Proportions have been age standardised to the 2001 Australian population to account for differences in the age structure of the population in different areas.
The quality of estimates from the NHS can vary across PHN areas, as the survey was not specifically designed to produce estimates at this level of geography.
Proportions that have a margin of error that is 10 percentage points or greater have been indicated and these should be used with caution due to the wide confidence interval.
Data for the Northern Territory should be interpreted with caution as Very Remote areas are excluded from the sample.
The relative standard error (RSE) of an estimate is a measure of the error likely to have occurred due to sampling. It is usually expressed as a percentage. The RSEs of the estimates were calculated using the standard errors (SEs):
RSE% = SE(estimate)/estimate x 100
The margin of error (MoE) at the 95% confidence level for each estimate was calculated using 1.96 as the critical value:
MOE = 1.96 x SE(estimate)
The MoE was then used to calculate the 95% confidence interval (CI) around each estimate:
Lower CI = estimate – MOE(estimate)
Upper CI = estimate + MOE(estimate)
The 95% CI is a range of values determined by the variability in data, within which there is a 95% chance that the confidence interval will contain the true value of the population quantity being estimated.
Variation or difference in observed values or rates may be due to a number of causes including, among other things, actual differences in the study’s populations and sampling error. A statistical test of significance indicates how incompatible the observed data are with a specified statistical model. To assess whether differences between estimates are incompatible with a null hypothesis that the survey estimates are normally distributed and that there is no difference between the groups being compared, 95% CIs were used.
A difference between estimates was considered statistically significant if the 95% CIs around the estimates did not overlap. Where there was an overlap between 95% CIs, a test of significance was conducted using the z-score. To do this, the SE of the difference was approximated by:
SE(X-Y) = √(SE(X)^2 + SE(Y)^2)
This standard error is then used to calculate the test-statistic using the following formula:
|X-Y|/ SE(X-Y)
If the absolute value of the test statistic is greater than 1.96 (at the 95% confidence level) then there is evidence of a statistical significance between two estimates. If it is less than 1.96, it cannot be stated with confidence that there is a real difference between the two estimates.

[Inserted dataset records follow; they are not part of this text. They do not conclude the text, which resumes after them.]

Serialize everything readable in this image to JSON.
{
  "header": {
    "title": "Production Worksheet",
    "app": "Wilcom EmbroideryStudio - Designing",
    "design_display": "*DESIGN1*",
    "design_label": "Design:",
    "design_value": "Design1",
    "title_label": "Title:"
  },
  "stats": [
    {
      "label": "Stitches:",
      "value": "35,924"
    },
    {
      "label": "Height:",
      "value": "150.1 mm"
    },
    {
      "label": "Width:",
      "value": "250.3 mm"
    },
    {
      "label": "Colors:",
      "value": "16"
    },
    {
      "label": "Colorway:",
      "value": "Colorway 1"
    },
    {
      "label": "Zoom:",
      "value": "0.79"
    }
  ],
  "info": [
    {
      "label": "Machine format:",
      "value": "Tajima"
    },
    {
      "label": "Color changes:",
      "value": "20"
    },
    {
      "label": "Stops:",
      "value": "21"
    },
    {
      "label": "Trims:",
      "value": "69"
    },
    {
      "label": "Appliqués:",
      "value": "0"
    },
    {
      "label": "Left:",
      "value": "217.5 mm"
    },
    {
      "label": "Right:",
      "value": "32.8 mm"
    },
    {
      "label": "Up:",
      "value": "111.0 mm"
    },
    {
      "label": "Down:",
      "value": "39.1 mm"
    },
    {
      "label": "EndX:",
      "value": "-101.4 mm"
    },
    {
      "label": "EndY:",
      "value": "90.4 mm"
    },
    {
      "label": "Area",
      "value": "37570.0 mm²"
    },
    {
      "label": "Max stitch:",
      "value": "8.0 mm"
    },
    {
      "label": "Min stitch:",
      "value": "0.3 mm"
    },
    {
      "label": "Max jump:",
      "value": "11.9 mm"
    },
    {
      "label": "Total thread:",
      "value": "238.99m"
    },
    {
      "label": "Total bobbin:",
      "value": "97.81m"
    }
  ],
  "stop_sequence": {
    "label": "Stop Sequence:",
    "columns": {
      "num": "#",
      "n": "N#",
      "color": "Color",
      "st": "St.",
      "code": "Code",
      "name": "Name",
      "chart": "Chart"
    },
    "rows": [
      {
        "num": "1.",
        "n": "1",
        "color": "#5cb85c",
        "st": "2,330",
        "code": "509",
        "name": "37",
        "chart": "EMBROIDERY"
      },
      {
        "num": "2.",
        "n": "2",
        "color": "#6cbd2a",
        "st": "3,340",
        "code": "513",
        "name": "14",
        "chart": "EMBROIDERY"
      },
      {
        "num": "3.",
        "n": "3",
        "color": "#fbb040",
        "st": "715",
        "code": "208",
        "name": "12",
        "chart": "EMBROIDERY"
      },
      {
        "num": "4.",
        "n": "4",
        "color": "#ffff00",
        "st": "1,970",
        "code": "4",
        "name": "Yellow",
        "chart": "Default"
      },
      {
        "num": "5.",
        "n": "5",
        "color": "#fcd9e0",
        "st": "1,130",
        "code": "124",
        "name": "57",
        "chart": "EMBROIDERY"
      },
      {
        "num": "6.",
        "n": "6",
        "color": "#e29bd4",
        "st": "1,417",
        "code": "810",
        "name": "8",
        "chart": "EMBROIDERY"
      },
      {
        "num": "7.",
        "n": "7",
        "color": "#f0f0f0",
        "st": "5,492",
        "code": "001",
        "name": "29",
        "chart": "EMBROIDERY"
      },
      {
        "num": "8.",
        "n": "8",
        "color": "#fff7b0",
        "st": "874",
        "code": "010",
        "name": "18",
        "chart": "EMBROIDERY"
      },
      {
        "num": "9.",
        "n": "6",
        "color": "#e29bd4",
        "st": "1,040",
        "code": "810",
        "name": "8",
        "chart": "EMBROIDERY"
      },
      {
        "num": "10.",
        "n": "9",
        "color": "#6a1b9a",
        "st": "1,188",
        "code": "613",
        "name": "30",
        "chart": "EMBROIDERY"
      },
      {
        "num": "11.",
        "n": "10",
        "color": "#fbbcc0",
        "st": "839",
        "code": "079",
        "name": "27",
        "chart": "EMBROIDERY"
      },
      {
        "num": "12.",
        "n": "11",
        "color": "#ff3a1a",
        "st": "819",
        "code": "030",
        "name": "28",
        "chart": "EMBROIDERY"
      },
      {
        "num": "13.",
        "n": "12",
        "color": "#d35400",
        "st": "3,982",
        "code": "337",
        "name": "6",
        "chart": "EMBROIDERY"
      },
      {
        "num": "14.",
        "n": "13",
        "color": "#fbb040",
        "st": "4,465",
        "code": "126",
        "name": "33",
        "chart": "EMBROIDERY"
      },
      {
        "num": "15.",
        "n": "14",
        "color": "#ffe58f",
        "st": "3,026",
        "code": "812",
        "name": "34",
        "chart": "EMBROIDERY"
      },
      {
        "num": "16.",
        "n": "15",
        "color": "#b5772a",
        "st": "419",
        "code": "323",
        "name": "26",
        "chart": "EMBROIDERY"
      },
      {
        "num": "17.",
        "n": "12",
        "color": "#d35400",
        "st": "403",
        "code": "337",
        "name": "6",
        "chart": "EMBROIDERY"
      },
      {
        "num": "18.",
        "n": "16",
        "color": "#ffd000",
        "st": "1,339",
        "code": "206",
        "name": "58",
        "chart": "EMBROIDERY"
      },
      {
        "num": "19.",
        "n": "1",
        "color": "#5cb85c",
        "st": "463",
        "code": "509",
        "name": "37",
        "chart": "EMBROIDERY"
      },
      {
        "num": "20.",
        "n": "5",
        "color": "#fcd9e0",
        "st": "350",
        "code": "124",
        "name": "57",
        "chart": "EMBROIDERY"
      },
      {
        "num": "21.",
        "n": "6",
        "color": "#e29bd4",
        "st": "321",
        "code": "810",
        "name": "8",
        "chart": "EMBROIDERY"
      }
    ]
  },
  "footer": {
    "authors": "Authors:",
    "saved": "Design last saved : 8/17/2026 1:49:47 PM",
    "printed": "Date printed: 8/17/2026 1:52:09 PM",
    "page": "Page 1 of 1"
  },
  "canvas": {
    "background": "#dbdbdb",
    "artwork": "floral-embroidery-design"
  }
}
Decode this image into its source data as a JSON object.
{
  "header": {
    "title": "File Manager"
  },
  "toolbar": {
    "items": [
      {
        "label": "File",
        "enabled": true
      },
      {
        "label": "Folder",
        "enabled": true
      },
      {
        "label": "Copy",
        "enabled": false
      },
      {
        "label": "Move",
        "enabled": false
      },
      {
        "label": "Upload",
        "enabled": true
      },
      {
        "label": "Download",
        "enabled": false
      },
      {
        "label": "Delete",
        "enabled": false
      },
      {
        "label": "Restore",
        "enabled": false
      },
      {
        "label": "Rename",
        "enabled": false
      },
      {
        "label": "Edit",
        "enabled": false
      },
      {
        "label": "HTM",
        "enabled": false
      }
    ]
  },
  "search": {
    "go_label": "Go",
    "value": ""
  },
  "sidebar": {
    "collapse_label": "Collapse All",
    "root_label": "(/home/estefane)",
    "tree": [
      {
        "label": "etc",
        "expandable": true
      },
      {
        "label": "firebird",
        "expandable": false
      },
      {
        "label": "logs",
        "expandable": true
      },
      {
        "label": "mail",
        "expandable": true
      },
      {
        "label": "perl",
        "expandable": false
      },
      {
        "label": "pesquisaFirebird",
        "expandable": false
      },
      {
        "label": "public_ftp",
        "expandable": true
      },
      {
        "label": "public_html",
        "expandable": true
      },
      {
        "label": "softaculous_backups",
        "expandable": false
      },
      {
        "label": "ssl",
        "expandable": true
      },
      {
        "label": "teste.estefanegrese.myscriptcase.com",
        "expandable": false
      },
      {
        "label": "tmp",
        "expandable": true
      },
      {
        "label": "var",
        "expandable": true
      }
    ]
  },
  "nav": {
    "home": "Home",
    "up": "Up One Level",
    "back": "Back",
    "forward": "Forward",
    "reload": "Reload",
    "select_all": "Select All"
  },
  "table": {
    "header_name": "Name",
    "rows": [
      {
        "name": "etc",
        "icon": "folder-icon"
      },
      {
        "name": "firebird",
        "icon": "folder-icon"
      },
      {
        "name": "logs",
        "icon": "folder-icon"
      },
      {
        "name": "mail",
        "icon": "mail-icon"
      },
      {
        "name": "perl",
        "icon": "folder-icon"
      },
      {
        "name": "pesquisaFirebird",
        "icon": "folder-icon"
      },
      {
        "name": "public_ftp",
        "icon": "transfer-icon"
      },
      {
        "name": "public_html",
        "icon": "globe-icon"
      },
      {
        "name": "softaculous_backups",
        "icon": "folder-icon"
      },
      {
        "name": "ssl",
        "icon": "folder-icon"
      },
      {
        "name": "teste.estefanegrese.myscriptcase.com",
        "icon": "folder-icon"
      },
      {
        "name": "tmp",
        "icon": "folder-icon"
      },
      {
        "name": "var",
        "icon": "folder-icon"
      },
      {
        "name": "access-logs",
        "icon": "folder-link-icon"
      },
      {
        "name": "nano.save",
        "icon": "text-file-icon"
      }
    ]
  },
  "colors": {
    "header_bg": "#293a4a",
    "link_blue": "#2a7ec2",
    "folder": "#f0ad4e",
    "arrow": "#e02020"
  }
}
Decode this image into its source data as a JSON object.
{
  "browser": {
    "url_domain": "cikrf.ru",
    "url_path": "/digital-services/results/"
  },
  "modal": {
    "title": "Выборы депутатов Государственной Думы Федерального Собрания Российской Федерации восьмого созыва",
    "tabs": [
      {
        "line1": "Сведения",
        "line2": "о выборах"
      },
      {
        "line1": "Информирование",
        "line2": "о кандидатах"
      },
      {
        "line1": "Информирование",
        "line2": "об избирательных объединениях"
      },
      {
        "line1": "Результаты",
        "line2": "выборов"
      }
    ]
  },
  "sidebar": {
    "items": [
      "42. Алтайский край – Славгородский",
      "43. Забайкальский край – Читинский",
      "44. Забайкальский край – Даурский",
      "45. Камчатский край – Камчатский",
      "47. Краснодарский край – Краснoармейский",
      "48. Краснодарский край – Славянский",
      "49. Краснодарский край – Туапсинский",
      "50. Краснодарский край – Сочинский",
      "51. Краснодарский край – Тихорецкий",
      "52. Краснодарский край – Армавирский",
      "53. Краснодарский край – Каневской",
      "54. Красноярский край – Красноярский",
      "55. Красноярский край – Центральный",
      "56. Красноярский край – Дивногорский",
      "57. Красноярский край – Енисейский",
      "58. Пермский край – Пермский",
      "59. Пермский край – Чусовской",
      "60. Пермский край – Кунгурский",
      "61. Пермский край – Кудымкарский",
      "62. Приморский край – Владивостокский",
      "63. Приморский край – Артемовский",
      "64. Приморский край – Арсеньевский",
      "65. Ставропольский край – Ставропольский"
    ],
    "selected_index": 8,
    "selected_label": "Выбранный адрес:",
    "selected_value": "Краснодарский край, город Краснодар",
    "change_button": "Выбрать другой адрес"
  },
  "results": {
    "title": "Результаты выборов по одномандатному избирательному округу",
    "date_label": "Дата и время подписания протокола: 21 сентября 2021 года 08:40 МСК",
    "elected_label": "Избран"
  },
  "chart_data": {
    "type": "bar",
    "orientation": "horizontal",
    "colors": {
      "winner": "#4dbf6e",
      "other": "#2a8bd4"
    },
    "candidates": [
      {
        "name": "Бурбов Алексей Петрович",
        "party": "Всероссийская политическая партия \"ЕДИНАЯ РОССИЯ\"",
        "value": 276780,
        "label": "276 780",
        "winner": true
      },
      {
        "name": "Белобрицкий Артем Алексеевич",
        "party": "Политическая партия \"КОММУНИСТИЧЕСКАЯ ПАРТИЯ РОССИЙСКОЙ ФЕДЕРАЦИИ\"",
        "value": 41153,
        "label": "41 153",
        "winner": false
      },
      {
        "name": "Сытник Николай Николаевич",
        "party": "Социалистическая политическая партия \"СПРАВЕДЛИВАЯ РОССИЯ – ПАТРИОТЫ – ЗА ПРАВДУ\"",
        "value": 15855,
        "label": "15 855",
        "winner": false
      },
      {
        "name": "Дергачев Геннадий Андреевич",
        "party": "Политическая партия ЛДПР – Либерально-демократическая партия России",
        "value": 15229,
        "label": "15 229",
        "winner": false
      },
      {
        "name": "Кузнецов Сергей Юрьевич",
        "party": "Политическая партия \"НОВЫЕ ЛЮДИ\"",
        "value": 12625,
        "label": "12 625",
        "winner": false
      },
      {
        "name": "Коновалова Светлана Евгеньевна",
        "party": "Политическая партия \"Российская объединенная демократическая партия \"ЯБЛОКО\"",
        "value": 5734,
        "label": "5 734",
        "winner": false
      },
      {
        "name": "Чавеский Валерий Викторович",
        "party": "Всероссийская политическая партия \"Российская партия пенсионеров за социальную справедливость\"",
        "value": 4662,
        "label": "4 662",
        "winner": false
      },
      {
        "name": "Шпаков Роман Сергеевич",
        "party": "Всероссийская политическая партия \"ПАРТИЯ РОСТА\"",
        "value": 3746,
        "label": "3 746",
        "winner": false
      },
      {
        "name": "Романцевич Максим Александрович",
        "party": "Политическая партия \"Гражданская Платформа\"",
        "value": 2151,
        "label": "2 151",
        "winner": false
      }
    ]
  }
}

If the 95% CI for the difference between estimates included zero, then the difference was not statistically significant. If it excluded 0, then the difference was considered to be statistically significant.
Cole T, Bellizzi M, Flegal K and Dietz W (2000) 'Establishing a standard definition for child overweight and obesity worldwide: international survey', BMJ, 320:1240–1243.